Ein Schutz vor Blacklisting des Urhebers ist auch nicht gegeben, selbst wenn er formal nicht klagt, sondern sein Verband. Es drängt sich ob dieser zumeist marginalen oder unscharfen 'Verbesserungen' für Urheber der Verdacht auf, die Koalition hat die Novelle vor allem verabschiedet, um Verlegern eine Beteiligung an den Zweitrechtserlösen der Verwertungsgesellschaften auch ohne Leistungsschutzrechte zu sichern. Das zumindest ist gelungen. Die im Koalitionsvertrag von CDU/CSU und SPD versprochenen »effizienten Verhandlungs- bzw. Konfliktlösungsmechanismen,... die insgesamt beschleunigt werden müssen, (wobei) die Verbindlichkeit des Schlichtungsverfahrens zu verbessern« ist, lassen hingegen weiter auf sich warten. Dass Urheberrecht nicht zuvorderst Handelsrecht sein sollte, bedarf gerade in der digitalen Kreativ- und Wissensgesellschaft einer weiteren, mutigeren Akzentuierung
", so der BVR.

Seit einem halben Jahrhundert betonte der BGH in den einschlägigen Urteilen zum Urheberrecht, dass die Werkschöpfer*innen an den Erträgen und Vorteilen aus jeglicher Nutzung zu beteiligen sind. Da dieser elementare Grundsatz bislang nicht gesetzlich verankert war, wurde davon in der individuellen Vertragspraxis in vielen Bereichen der Kulturwirtschaft abgewichen.
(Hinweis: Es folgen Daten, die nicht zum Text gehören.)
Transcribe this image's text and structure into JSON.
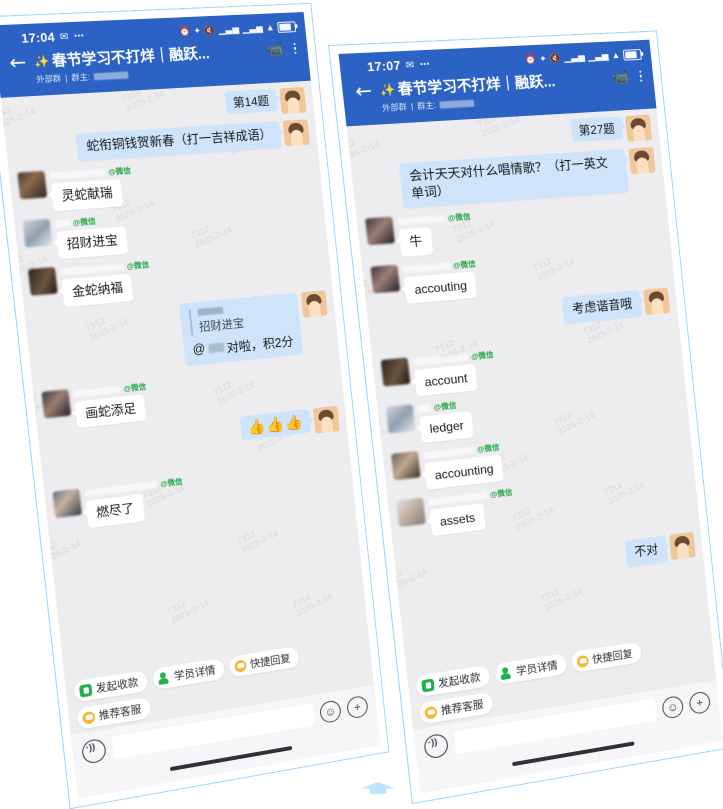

Aufgrund unklarer Regelungen in § 36 UrhG zum Ablauf und zur Frage der Passivlegitimation (etwa von Sendern in der Auftragsproduktion) gelang es gerade den großen Verwertern immer wieder, Verhandlungen über Gemeinsame Vergütungsregeln entweder zu umgehen oder über Jahre durch ablenkende Torpedoklagen im Wege negativer Feststellungsklagen zu verschleppen. Selbst wenn es zur Verhandlung von Vergütungsregeln kam, mussten sich die Berufsverbände mit dem ungerechtfertigten Vorrang von Tarifverträgen in § 36 Abs. 1 Satz 3 UrhG auseinander setzen. Und dies, obwohl z.B. die Dienstleistungsgewerkschaft ver.di in fast allen Branchen der Künste kaum Urheber in repräsentativem Umfang organisiert.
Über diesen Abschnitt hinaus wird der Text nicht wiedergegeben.